We’re upgrading Applied Materials (NASDAQ:AMAT) to a buy post-earnings and news of the U.S. investigation. We now think the macro weakness and headwinds from the Biden administration ban have been priced into the stock and outlook. While we continue to be cautious on the semi-cap in the near-term, including Lam Research (LRCX) and ASML (ASML), we see a more favorable risk-reward profile for AMAT in 2024 driven by a rebound in WFE spending, which pulled back substantially this year. We don’t think it’s too early for longer-term investors to begin to explore entry points on the pullback.

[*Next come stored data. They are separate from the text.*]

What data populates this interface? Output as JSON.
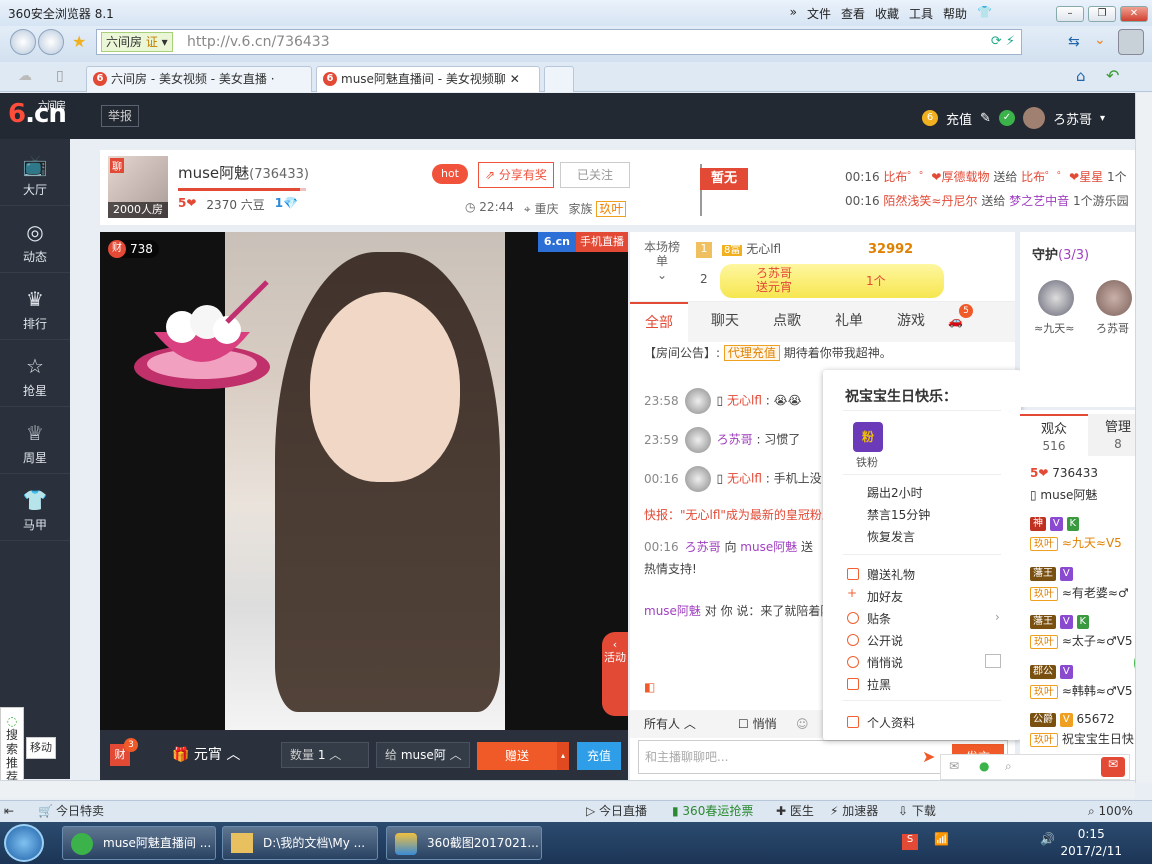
{
  "browser": {
    "title": "360安全浏览器 8.1",
    "menu": [
      "文件",
      "查看",
      "收藏",
      "工具",
      "帮助"
    ],
    "site_badge": "六间房",
    "site_cert": "证",
    "url": "http://v.6.cn/736433",
    "tabs": [
      {
        "label": "六间房 - 美女视频 - 美女直播 ·"
      },
      {
        "label": "muse阿魅直播间 - 美女视频聊"
      }
    ]
  },
  "header": {
    "logo_brand": "六间房",
    "logo_text": ".cn",
    "report_label": "举报",
    "charge_label": "充值",
    "user_name": "ろ苏哥"
  },
  "leftnav": {
    "items": [
      {
        "icon": "tv-icon",
        "label": "大厅"
      },
      {
        "icon": "compass-icon",
        "label": "动态"
      },
      {
        "icon": "crown-icon",
        "label": "排行"
      },
      {
        "icon": "star-icon",
        "label": "抢星"
      },
      {
        "icon": "cup-icon",
        "label": "周星"
      },
      {
        "icon": "shirt-icon",
        "label": "马甲"
      }
    ],
    "search_rec": "搜索推荐",
    "mobile": "移动版"
  },
  "room": {
    "avatar_badge": "聊",
    "avatar_caption": "2000人房",
    "host_name": "muse阿魅",
    "host_id": "(736433)",
    "level_progress": 0.95,
    "wealth_level": "5",
    "beans": "2370 六豆",
    "diamond_level": "1",
    "hot_label": "hot",
    "share_label": "分享有奖",
    "follow_label": "已关注",
    "time": "22:44",
    "city": "重庆",
    "family_label": "家族",
    "family_name": "玖叶",
    "flag_label": "暂无",
    "ticker": [
      {
        "time": "00:16",
        "from": "比布゜゜❤厚德载物",
        "verb": "送给",
        "to": "比布゜゜❤星星",
        "tail": "1个"
      },
      {
        "time": "00:16",
        "from": "陌然浅笑≈丹尼尔",
        "verb": "送给",
        "to": "梦之艺中音",
        "tail": "1个游乐园"
      }
    ]
  },
  "video": {
    "wealth_count": "738",
    "wealth_icon": "财",
    "brand": "6.cn",
    "mobile_live": "手机直播",
    "activity_label": "活动",
    "gift_badge_count": "3",
    "gift_name": "元宵",
    "qty_label": "数量",
    "qty_value": "1",
    "to_label": "给",
    "to_value": "muse阿",
    "send_label": "赠送",
    "charge_label": "充值"
  },
  "chat": {
    "rank_label": "本场榜单",
    "rank": [
      {
        "pos": "1",
        "badge": "8富",
        "name": "无心lfl",
        "score": "32992"
      },
      {
        "pos": "2",
        "name": "ろ苏哥",
        "note": "送元宵",
        "count": "1个"
      }
    ],
    "tabs": [
      "全部",
      "聊天",
      "点歌",
      "礼单",
      "游戏"
    ],
    "car_count": "5",
    "notice_label": "【房间公告】:",
    "notice_tag": "代理充值",
    "notice_text": "期待着你带我超神。",
    "messages": [
      {
        "time": "23:58",
        "name": "无心lfl",
        "text": ":"
      },
      {
        "time": "23:59",
        "name": "ろ苏哥",
        "text": ": 习惯了"
      },
      {
        "time": "00:16",
        "name": "无心lfl",
        "text": ": 手机上没"
      }
    ],
    "bulletin": "快报：\"无心lfl\"成为最新的皇冠粉丝",
    "gift_msg_time": "00:16",
    "gift_msg_from": "ろ苏哥",
    "gift_msg_to_label": "向",
    "gift_msg_to": "muse阿魅",
    "gift_msg_verb": "送",
    "gift_msg_thanks": "热情支持!",
    "host_reply_name": "muse阿魅",
    "host_reply_text": "对 你 说：来了就陪着阿",
    "recipient": "所有人",
    "whisper_label": "悄悄",
    "input_placeholder": "和主播聊聊吧...",
    "send_label": "发言"
  },
  "ctxmenu": {
    "title": "祝宝宝生日快乐：",
    "fan_label": "铁粉",
    "fan_icon": "粉",
    "items_a": [
      "踢出2小时",
      "禁言15分钟",
      "恢复发言"
    ],
    "items_b": [
      "赠送礼物",
      "加好友",
      "贴条",
      "公开说",
      "悄悄说",
      "拉黑"
    ],
    "profile": "个人资料"
  },
  "guard": {
    "title": "守护",
    "count": "(3/3)",
    "members": [
      "≈九天≈",
      "ろ苏哥"
    ]
  },
  "audience": {
    "tab_audience": "观众",
    "audience_count": "516",
    "tab_admin": "管理",
    "admin_count": "8",
    "host_level": "5",
    "host_id": "736433",
    "host_name": "muse阿魅",
    "list": [
      {
        "badge": "神",
        "name": "≈九天≈V5",
        "fam": "玖叶"
      },
      {
        "badge": "藩王",
        "name": "≈有老婆≈♂",
        "fam": "玖叶"
      },
      {
        "badge": "藩王",
        "name": "≈太子≈♂V5",
        "fam": "玖叶"
      },
      {
        "badge": "郡公",
        "name": "≈韩韩≈♂V5",
        "fam": "玖叶"
      },
      {
        "badge": "公爵",
        "name": "65672",
        "fam": "玖叶",
        "extra": "祝宝宝生日快"
      }
    ],
    "side_badge": "47"
  },
  "statusbar": {
    "today": "今日特卖",
    "items": [
      "今日直播",
      "360春运抢票",
      "医生",
      "加速器",
      "下载"
    ],
    "zoom": "100%"
  },
  "taskbar": {
    "items": [
      "muse阿魅直播间 ...",
      "D:\\我的文档\\My ...",
      "360截图2017021..."
    ],
    "time": "0:15",
    "date": "2017/2/11"
  },
  "colors": {
    "accent": "#e24a36",
    "nav": "#2a313c",
    "blue": "#2e9ee8"
  }
}
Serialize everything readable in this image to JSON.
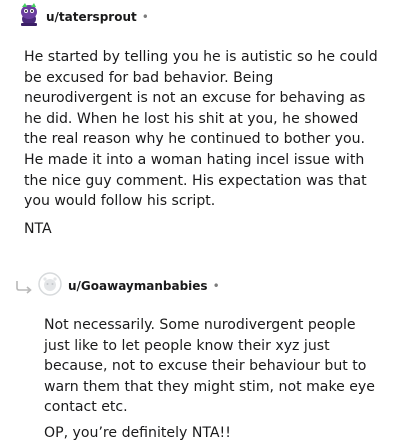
{
  "comments": [
    {
      "username": "u/tatersprout",
      "separator": "•",
      "avatar_icon": "snoo-avatar-icon",
      "paragraphs": [
        "He started by telling you he is autistic so he could be excused for bad behavior. Being neurodivergent is not an excuse for behaving as he did. When he lost his shit at you, he showed the real reason why he continued to bother you. He made it into a woman hating incel issue with the nice guy comment. His expectation was that you would follow his script.",
        "NTA"
      ]
    },
    {
      "username": "u/Goawaymanbabies",
      "separator": "•",
      "avatar_icon": "default-avatar-icon",
      "reply_icon": "reply-arrow-icon",
      "paragraphs": [
        "Not necessarily. Some nurodivergent people just like to let people know their xyz just because, not to excuse their behaviour but to warn them that they might stim, not make eye contact etc.",
        "OP, you’re definitely NTA!!"
      ]
    }
  ],
  "colors": {
    "text": "#1a1a1b",
    "meta": "#7c7c7c",
    "avatar_purple": "#6b3fa0",
    "avatar_green": "#46d160",
    "default_avatar": "#d7dadc"
  }
}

This quarter, management reported flat Y/Y revenue growth to $6.72B, largely driven by better sales to Chinese customers panic buying ahead of the Biden administration ban expansion; DRAM shipments grew 66% this quarter to $1.32B, and the company’s core segment of Semiconductor Systems expanded 4% QoQ to $4.88B. Consistent with management’s expectations, we continue to believe higher Chinese sales will support financial performance into the next quarter. Management now guides for net sales of approximately $6.47B, plus or minus $400M, representing a 4% QoQ decline from $6.72B this quarter and $6.74B in a year ago quarter. We think FY24 will surpass FY23, driven by organic growth from foundry/logic and DRAM companies driving WFE spending as they transition to higher complexity chips and advanced nodes after somewhat of a dry 2023. We don’t expect WFE spending to rebound over the next 1-2 quarters; instead, our bullish outlook on AMAT is based on our belief that the company will experience a material reacceleration in top-line growth in 2HFY24.
Geopolitics intensify with AMAT in the middle
Reuters reported that AMAT is under U.S. criminal investigation from the Justice Department for the possibility that the company evaded semi export restrictions on China’s chipmaker, SMIC; the stock’s aftermarket slide of over 8% is primarily due to this news. The sources told Reuters that the investigation is into AMAT potentially having sent equipment to SMIC through South Korea without export licenses; the amount is worth hundreds of millions, according to those involved. The report states, “The company produced semiconductor equipment in Massachusetts, then repeatedly shipped the equipment from its plant in Gloucester to a subsidiary in South Korea, the people said. From there, the equipment went to China’s Semiconductor Manufacturing International Corporation (SMIC).”
We’re not too worried as it remains unclear if there will be charges associated with the investigation if AMAT is found guilty and the news is priced into the stock. Additionally, the pullback creates an attractive entry point into the semi-cap player ahead of the 2024 WFE spend rebound, in our opinion.
The stock is trading below the peer group at an extremely attractive valuation. On a P/E basis, the stock is trading at 19.7x C2023 EPS $7.89 compared to the peer group average of 40.4x. The stock is trading at 4.9x EV/C2023 Sales versus the peer group average of 5.9x. LRCX is trading at a similar valuation but higher, while ASML is trading well above the peer group average on an EV/Sales metric. We see attractive entry points at current levels to ride the upward trend in 2024.
The following chart outlines AMAT’s valuation against the peer group.
Word on Wall Street
Wall Street remains bullish on the stock. Of the 34 analysts covering the stock, 24 are buy-rated, nine are hold-rated, and the remaining are sell-rated. We attribute Wall Street’s positive outlook on the stock to two factors: the first is the company’s position in the etch and deposition industry of the semi-cap, without which the chip-making process, as we know, wouldn’t be possible. The second is expectations of an uptick in WFE spending. We share Wall Street’s longer-term outlook on the stock.
The stock is currently priced at $155 per share. The median sell-side price target is $160, while the mean is $159, with a potential 2-3% upside.
The following charts outline AMAT’s sell-side ratings and price targets,
What to do with the stock
We’re upgrading AMAT to a buy. We think the 4Q23 results and outlook for next quarter confirm the current export ban will continue to be a near-term headwind driving elevated Chinese sales. We expect WFE spend to rebound in 2024 and 2025, reaccelerating top-line growth driven by advanced node spending on both foundry/logic and DRAM fronts. We don’t think the WFE spend rebound will happen overnight, but we’re already seeing signs of recovery in DRAM bit shipment and pricing and expect to have more visibility on smartphone and data center/server TAM growth in 2024 to confirm our positive thesis playing out. We see a more balanced risk-reward profile now for the stock to outperform in 2024. We recommend investors explore entry points at current levels.